Could be garbage collection.

geomapguy
20-02-2014, 21:37
What language are you using?

Could be garbage collection.

I think C++

Wind River

k4mc
20-02-2014, 22:08
Perhaps you have a memory leak that is causing the processor on the cRIO to reset every 64 seconds? That would explain why you don't loose communication but everything else resets and could be likely given C++ doesn't have a garbage collector.

You could at least easily test if this is the issue by downloading sample code onto the bot and waiting 64 seconds.

Edit: I just noticed you said that sample code removes the problem, so I now highly suspect something in your code is periodically crashing. If its not a memory leak, you could try first uploading an empty file and slowly adding one class/file/functionality at a time to see which part is causing the crash.

Jared Russell
20-02-2014, 22:32
Do you happen to have a 16-bit unsigned int that is counting milliseconds?

Greg McKaskle
21-02-2014, 07:08
If the flicker is short, this isn't caused by a crash or reboot. I agree with Jared that something in the code is probably overflowing.

Greg McKaskle

E Dawg
21-02-2014, 09:30
I concur with the above. Go through your code and make sure that there are no overflow warnings (hopefully WindRiver alerts you to that).

MamaSpoldi
21-02-2014, 10:26
Check the NetConsole output. There could be helpful messages being printed there that could point you in the right direction.

William Kunkel
21-02-2014, 10:53
Sorry for not responding quickly. We're using C++, and I'm compiling with -Wall -pedantic -Wextra and not getting any warnings or errors. I agree that it's probably an overflow error of some sort, but 64 seconds seemed like such a specific number that I was hoping it might be something in WPILib. There is no output over netconsole. Looking at the DS Log Viewer, there seem to be spikes in dropped packets that correspond to the flickering.

PandaHatMan
21-02-2014, 11:05
Where is your D-Link on your robot? Is it close to any noisy circuits?

William Kunkel
21-02-2014, 11:16
Our D-link is pretty isolated. I don't think it's the problem.

Greg McKaskle
21-02-2014, 11:53
Does the 64 seconds hiccup go away when disabled, if you stay in auto for 64 seconds, or in teleOp. If not, then what of your code is running in all of those cases? Start disabling things a chunk at a time. Use your intuition as to what is more likely to be responsible, but if you have no guess, just use binary search approach. Carefully take half your subsystems out of the system. Did the problem belong to the ones that remain or the ones you took out. Iterate on the right half until you identify it.
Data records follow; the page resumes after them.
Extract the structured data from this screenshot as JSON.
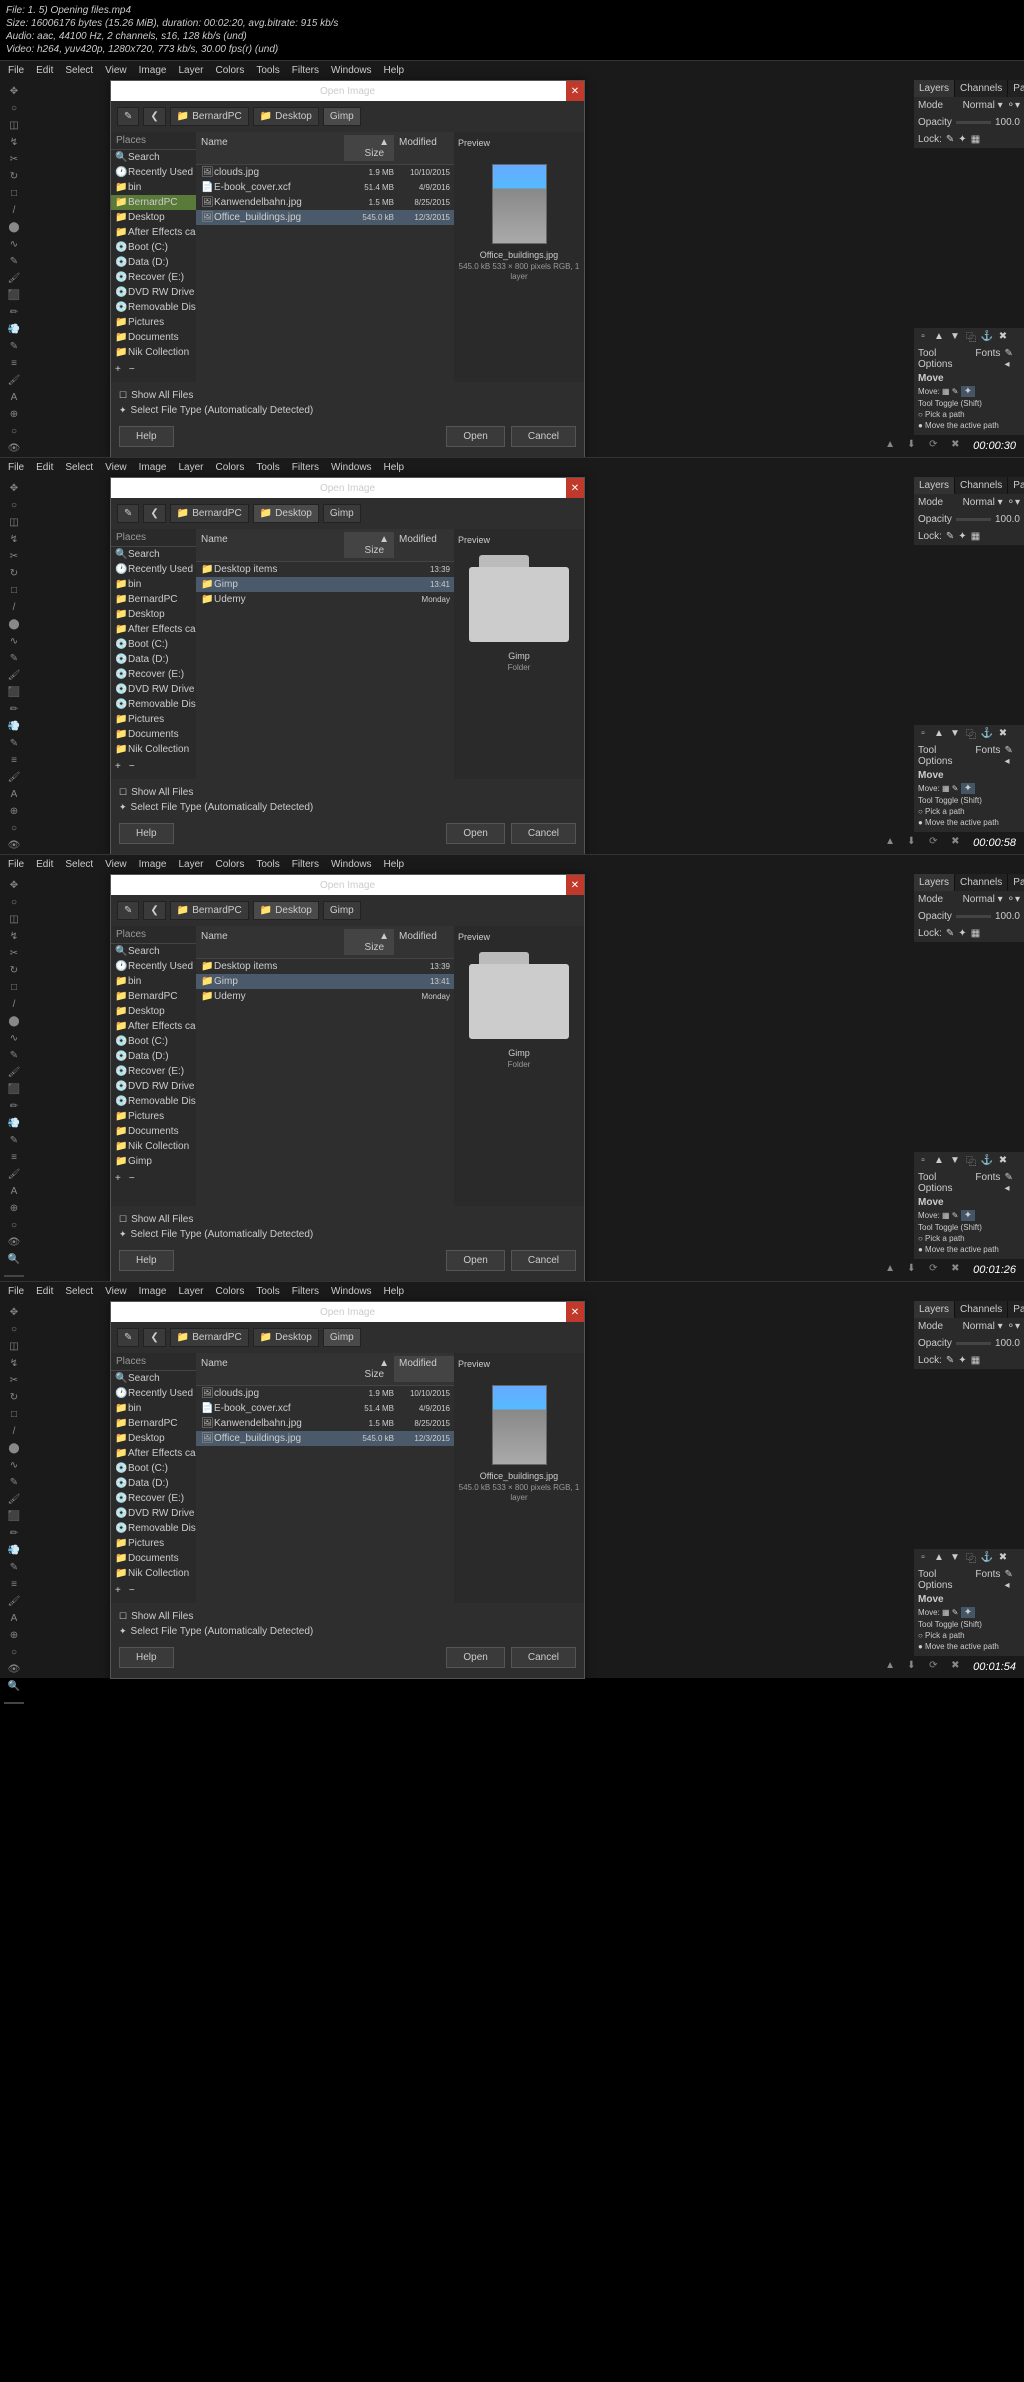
{
  "header": {
    "line1": "File: 1. 5) Opening files.mp4",
    "line2": "Size: 16006176 bytes (15.26 MiB), duration: 00:02:20, avg.bitrate: 915 kb/s",
    "line3": "Audio: aac, 44100 Hz, 2 channels, s16, 128 kb/s (und)",
    "line4": "Video: h264, yuv420p, 1280x720, 773 kb/s, 30.00 fps(r) (und)"
  },
  "menubar": [
    "File",
    "Edit",
    "Select",
    "View",
    "Image",
    "Layer",
    "Colors",
    "Tools",
    "Filters",
    "Windows",
    "Help"
  ],
  "right_panel": {
    "tabs": [
      "Layers",
      "Channels",
      "Paths"
    ],
    "mode_label": "Mode",
    "mode_value": "Normal",
    "opacity_label": "Opacity",
    "opacity_value": "100.0",
    "lock_label": "Lock:",
    "tool_options": {
      "title_tabs": [
        "Tool Options",
        "Fonts"
      ],
      "tool_name": "Move",
      "move_label": "Move:",
      "toggle_label": "Tool Toggle  (Shift)",
      "r1": "Pick a path",
      "r2": "Move the active path"
    }
  },
  "dialog_title": "Open Image",
  "breadcrumb_items": {
    "bernard": "BernardPC",
    "desktop": "Desktop",
    "gimp": "Gimp"
  },
  "places_header": "Places",
  "places": [
    {
      "icon": "🔍",
      "label": "Search"
    },
    {
      "icon": "🕐",
      "label": "Recently Used"
    },
    {
      "icon": "📁",
      "label": "bin"
    },
    {
      "icon": "📁",
      "label": "BernardPC"
    },
    {
      "icon": "📁",
      "label": "Desktop"
    },
    {
      "icon": "📁",
      "label": "After Effects cac..."
    },
    {
      "icon": "💿",
      "label": "Boot (C:)"
    },
    {
      "icon": "💿",
      "label": "Data (D:)"
    },
    {
      "icon": "💿",
      "label": "Recover (E:)"
    },
    {
      "icon": "💿",
      "label": "DVD RW Drive (G:)"
    },
    {
      "icon": "💿",
      "label": "Removable Disk ..."
    },
    {
      "icon": "📁",
      "label": "Pictures"
    },
    {
      "icon": "📁",
      "label": "Documents"
    },
    {
      "icon": "📁",
      "label": "Nik Collection"
    }
  ],
  "gimp_place": {
    "icon": "📁",
    "label": "Gimp"
  },
  "file_headers": {
    "name": "Name",
    "size": "Size",
    "modified": "Modified"
  },
  "preview_header": "Preview",
  "shot1": {
    "files": [
      {
        "icon": "🖼",
        "name": "clouds.jpg",
        "size": "1.9 MB",
        "mod": "10/10/2015"
      },
      {
        "icon": "📄",
        "name": "E-book_cover.xcf",
        "size": "51.4 MB",
        "mod": "4/9/2016"
      },
      {
        "icon": "🖼",
        "name": "Kanwendelbahn.jpg",
        "size": "1.5 MB",
        "mod": "8/25/2015"
      },
      {
        "icon": "🖼",
        "name": "Office_buildings.jpg",
        "size": "545.0 kB",
        "mod": "12/3/2015"
      }
    ],
    "preview_name": "Office_buildings.jpg",
    "preview_meta": "545.0 kB\n533 × 800 pixels\nRGB, 1 layer",
    "timecode": "00:00:30"
  },
  "shot2": {
    "files": [
      {
        "icon": "📁",
        "name": "Desktop items",
        "size": "",
        "mod": "13:39"
      },
      {
        "icon": "📁",
        "name": "Gimp",
        "size": "",
        "mod": "13:41"
      },
      {
        "icon": "📁",
        "name": "Udemy",
        "size": "",
        "mod": "Monday"
      }
    ],
    "preview_name": "Gimp",
    "preview_meta": "Folder",
    "timecode": "00:00:58"
  },
  "shot3": {
    "timecode": "00:01:26"
  },
  "shot4": {
    "timecode": "00:01:54"
  },
  "footer": {
    "show_all": "Show All Files",
    "select_type": "Select File Type (Automatically Detected)",
    "help": "Help",
    "open": "Open",
    "cancel": "Cancel"
  }
}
Do this in an experimental branch of your code, don't submit things or lose work doing this, but this type of debugging exposition is a very valuable skill in all forms of engineering.
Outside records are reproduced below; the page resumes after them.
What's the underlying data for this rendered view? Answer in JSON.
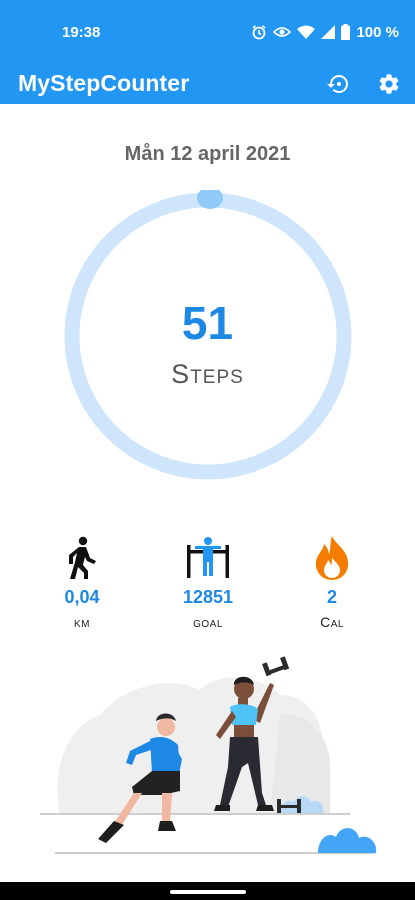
{
  "status_bar": {
    "time": "19:38",
    "battery": "100 %",
    "icons": [
      "alarm-icon",
      "eye-icon",
      "wifi-icon",
      "signal-icon",
      "battery-icon"
    ]
  },
  "app_bar": {
    "title": "MyStepCounter",
    "icons": [
      "history-icon",
      "settings-gear-icon"
    ],
    "color": "#2196f3"
  },
  "main": {
    "date": "Mån 12 april 2021",
    "steps_value": "51",
    "steps_label": "Steps",
    "ring_track_color": "#cfe5fb",
    "ring_knob_color": "#90caf9",
    "value_color": "#1e88e5"
  },
  "stats": [
    {
      "icon": "walking-person-icon",
      "value": "0,04",
      "label": "km"
    },
    {
      "icon": "goal-finish-line-icon",
      "value": "12851",
      "label": "goal"
    },
    {
      "icon": "flame-icon",
      "value": "2",
      "label": "Cal"
    }
  ]
}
Even if the issue is in WPILib, it may well be due to how your team is using it, and this narrowing of the root cause will be helpful to the people who will debug it. But there is a good chance that you will discover the bug yourself if you take this approach.

Greg McKaskle

PhilBot
04-03-2014, 21:55
Hi

I just posted a similar issue and got pointed here.

See my post:
http://www.chiefdelphi.com/forums/showthread.php?t=127469

I've pretty much determined that it's related to the PC running the driver station. It's a new HP convertible laptop running Windows 8. My other personal Windows 8 laptop does NOT exhibit the problem.

What laptop are you using, and have you tried a different one?

Phil.

MrRoboSteve
05-03-2014, 00:43
Wifi or wired? Works on one but not the other?

Network drivers fully up to date?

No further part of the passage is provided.